The only configuration beyond standard components is the pytest.ini configuration file for tests, since all unit tests run through this image.

Services¶

This image is used by all auxiliary services, with tags for each individual service. As with Experiments, the tags correspond to build arguments that provide the Python package installations required for the particular service.

The image installs the package corresponding to the service and its dependencies. It also includes a start script that launches Gunicorn (in production) or Uvicorn (locally) to run the service, as well as Gunicorn configuration.

Dockerfiles¶

Because so many of the Docker images mentioned above have similar features, but are not similar enough to warrant a separate base image from which they all inherit, we have taken a novel approach to building Dockerfiles.

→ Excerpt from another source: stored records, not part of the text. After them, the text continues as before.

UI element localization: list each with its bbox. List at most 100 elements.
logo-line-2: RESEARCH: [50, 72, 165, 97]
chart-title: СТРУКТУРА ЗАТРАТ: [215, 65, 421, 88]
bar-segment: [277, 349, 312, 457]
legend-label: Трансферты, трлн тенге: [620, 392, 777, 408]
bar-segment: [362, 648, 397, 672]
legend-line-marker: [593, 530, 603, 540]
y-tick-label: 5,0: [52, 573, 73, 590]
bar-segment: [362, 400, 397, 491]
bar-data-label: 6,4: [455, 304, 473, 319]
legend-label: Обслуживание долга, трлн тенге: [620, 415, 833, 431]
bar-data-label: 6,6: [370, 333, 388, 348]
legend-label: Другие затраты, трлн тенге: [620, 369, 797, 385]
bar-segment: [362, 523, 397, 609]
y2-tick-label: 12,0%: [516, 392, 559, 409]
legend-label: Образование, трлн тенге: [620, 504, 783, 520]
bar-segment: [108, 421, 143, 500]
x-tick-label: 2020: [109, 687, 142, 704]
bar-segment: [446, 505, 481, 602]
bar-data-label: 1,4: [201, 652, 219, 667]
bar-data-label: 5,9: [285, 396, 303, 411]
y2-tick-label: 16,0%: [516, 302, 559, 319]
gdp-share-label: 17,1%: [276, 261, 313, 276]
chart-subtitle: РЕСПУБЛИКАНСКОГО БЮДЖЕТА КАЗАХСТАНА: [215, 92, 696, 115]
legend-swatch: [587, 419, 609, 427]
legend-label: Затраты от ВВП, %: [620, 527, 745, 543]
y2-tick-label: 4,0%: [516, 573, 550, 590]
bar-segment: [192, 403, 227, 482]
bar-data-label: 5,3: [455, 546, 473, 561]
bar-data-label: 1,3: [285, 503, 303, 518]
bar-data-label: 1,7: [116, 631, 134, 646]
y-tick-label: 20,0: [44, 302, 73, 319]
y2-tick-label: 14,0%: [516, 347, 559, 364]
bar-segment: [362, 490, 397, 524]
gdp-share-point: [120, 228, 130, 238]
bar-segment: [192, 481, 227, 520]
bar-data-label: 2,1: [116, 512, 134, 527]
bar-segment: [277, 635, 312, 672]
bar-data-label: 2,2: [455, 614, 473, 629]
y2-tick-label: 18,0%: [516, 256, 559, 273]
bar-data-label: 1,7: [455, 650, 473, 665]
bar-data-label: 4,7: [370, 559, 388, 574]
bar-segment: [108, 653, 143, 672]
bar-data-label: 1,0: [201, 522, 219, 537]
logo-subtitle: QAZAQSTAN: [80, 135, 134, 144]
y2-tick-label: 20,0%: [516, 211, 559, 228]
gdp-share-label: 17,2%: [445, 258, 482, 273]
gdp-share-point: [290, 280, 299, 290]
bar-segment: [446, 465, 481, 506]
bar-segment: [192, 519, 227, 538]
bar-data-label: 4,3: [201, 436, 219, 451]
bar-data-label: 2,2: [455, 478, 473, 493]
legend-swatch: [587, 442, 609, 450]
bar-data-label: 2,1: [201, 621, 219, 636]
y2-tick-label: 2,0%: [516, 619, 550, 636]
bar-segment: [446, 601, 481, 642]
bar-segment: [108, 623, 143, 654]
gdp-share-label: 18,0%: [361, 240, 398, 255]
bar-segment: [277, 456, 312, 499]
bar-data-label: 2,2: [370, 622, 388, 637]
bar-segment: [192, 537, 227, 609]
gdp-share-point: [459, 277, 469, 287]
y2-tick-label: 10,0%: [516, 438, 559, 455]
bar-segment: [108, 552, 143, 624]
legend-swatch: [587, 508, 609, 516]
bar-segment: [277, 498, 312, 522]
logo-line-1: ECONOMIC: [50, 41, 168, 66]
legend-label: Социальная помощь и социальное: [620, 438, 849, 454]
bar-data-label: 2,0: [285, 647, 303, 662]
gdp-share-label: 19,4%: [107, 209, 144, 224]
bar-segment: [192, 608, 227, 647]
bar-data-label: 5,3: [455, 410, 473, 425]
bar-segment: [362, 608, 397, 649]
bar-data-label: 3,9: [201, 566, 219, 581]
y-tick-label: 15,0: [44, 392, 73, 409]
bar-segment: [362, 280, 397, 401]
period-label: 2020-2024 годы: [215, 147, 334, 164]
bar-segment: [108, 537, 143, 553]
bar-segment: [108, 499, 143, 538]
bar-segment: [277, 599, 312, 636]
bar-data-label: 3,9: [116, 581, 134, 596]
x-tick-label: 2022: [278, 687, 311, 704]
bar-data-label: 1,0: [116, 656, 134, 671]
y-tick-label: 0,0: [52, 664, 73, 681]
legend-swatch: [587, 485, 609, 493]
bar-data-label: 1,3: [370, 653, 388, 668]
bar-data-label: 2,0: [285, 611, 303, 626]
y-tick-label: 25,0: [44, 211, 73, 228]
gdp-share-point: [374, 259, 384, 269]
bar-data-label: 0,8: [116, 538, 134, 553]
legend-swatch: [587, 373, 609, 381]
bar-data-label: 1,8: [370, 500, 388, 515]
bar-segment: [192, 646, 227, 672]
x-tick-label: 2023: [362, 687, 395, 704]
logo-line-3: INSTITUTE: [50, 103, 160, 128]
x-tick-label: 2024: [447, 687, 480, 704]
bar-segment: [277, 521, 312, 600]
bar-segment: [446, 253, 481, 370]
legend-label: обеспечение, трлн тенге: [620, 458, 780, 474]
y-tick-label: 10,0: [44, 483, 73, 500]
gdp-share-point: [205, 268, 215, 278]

Our Dockerfiles use a component system.

A "component" is a partial Dockerfile; it contains a set of instructions which can be re-used in other Dockerfiles. It has three configuration features: component references, guards, and variables.

Component References¶

Component references can be used in Dockerfiles and components alike. A component reference is the name of a component surrounded in square brackets [], which expands into the content of that component.

For example, with no additional configuration, a component whose file is Dockerfile.component1 can be inserted into a Dockerfile (or other component) with the line [component1].

Guards¶

Guards are sections of a component which can be toggled on or off. They begin with a comment formatted # guard:name_of_guard, and end with the comment # endguard. They cannot be used in Dockerfiles, only components.

If a guard is referenced by name in a component reference, it is considered "on", and the contents within it are included. If it is not referenced, the guard's contents are entirely skipped.

For example, given the following guard in component component1:

# guard:my_guard
RUN echo 'hello world!'
# endguard

With a component reference in a Dockerfile [component1 my_guard], the line RUN echo 'hello world!' will appear in the rendered Dockerfile at the place where the guard exists.

With a component reference in a Dockerfile [component1], the line RUN echo 'hello world!' will not appear.

Variables¶

Variables are placeholders in components where values can be injected. Variables cannot be used in Dockerfiles, only components.

Variables are given values in component references via [component name:value] syntax. They are placed in components by simply using the name of the variable in all caps. This syntax means that reserved Docker keywords such as RUN and COPY should not be used as variable names.

For example, a component component1 may have a line RUN echo 'ECHO_THIS'. The component reference [component1 echo_this:words] would result in the rendered Dockerfile having the line RUN echo 'words'.

Contributing¶

When making changes to Dockerfiles, first consider whether the change you are making belongs to an existing component, and if it does, make the change there.

Our goal is to avoid having the same lines appear in multiple Dockerfiles. If you are adding functionality to one Dockerfile, it may be fine to write it inline in the Dockerfile itself. If you are adding functionality to multiple Dockerfiles, it is likely better off as a component, which you can then reference in the necessary Dockerfiles.